Andrew Dubber has a great take on the "piracy" issue as it relates to music:
I'd also suggest that piracy is not something that tends to happen on the scale that the mainstream media seems to suggest. Unauthorised duplication goes on, but not piracy. The idea that these two things are the same is one that major record labels tend to be quite fond of, but it bears no resemblance to either external reality, or what words actually mean.
The key question to ask yourself is whether those unauthorized copies actually represent a lost sale or not. As Andrew puts it:
When asking "Should I be worried about piracy?" the real underlying question is about whether there is a significant potential loss of income as a result of unauthorised copying. And here we're talking about what's generally referred to as the "Lost Sale".

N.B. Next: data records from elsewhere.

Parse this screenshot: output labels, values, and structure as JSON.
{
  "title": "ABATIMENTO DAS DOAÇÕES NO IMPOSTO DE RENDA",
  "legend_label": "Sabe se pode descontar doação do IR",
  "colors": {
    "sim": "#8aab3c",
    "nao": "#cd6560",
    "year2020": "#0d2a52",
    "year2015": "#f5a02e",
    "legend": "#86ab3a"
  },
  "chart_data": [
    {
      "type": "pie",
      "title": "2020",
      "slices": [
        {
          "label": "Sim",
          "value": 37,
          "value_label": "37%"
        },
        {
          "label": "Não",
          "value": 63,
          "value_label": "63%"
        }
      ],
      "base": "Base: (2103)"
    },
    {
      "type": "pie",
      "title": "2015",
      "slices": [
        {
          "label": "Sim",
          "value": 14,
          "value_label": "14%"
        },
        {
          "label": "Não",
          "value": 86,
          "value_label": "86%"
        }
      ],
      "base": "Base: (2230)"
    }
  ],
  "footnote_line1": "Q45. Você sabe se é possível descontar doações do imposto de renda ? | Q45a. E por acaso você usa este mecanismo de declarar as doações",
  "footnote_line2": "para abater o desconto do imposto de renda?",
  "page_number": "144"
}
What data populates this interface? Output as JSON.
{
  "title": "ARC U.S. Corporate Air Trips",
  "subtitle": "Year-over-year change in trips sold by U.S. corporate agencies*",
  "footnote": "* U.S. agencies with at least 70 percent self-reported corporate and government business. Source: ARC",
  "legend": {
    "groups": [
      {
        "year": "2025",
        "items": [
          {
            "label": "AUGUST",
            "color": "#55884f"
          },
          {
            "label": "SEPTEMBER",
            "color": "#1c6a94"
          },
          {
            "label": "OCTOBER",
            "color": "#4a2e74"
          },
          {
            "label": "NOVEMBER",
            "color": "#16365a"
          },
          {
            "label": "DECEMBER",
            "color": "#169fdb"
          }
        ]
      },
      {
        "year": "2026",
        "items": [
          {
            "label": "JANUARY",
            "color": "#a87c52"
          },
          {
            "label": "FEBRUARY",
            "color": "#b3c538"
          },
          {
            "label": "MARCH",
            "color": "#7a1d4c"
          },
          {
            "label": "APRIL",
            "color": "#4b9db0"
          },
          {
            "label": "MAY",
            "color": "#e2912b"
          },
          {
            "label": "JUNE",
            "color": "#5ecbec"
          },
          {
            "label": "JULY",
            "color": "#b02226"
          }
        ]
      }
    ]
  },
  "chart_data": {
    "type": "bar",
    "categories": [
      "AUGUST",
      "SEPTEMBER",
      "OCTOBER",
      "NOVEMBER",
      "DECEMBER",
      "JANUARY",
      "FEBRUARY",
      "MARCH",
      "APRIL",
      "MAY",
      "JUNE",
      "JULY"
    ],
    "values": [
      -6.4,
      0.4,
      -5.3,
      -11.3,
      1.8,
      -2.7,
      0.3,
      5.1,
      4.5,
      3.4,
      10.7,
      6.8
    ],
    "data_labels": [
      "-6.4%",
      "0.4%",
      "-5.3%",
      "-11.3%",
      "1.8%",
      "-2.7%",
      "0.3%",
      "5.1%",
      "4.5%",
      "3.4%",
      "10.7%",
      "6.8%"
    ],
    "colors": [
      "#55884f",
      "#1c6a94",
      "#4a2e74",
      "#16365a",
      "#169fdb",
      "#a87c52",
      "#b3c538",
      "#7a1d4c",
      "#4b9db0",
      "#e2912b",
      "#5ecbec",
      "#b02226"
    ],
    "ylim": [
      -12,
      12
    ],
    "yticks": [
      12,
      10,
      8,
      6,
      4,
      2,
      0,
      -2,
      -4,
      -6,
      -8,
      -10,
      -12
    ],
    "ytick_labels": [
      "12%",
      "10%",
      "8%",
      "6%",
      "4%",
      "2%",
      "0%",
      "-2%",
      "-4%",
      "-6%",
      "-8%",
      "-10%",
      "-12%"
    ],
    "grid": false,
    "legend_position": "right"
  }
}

The one off copies aren't costing you much, and can't be stopped anyway - it's the organized, mass copying efforts (organized crime) that are a real problem. In general, when a copy floats to someone through a peer network, the liklihood of a future purchase of new music probably goes up. The person listening to music on the radio didn't pay directly, but the hope is, it will drive a sale. The same goes for peer sharing. The only thing lost is the ad revenue (and that was mostly a mutually agreed upon fiction anyway).
In the PR game, some people say that any publicity (good or bad) is a net positive. I wouldn't go that far, but with peer music sharing, it is true - the individual level sharing of music should be looked at as ad hoc marketing. The beauty of it is, you don't have to pay an agency for it, and it's almost certainly more effective.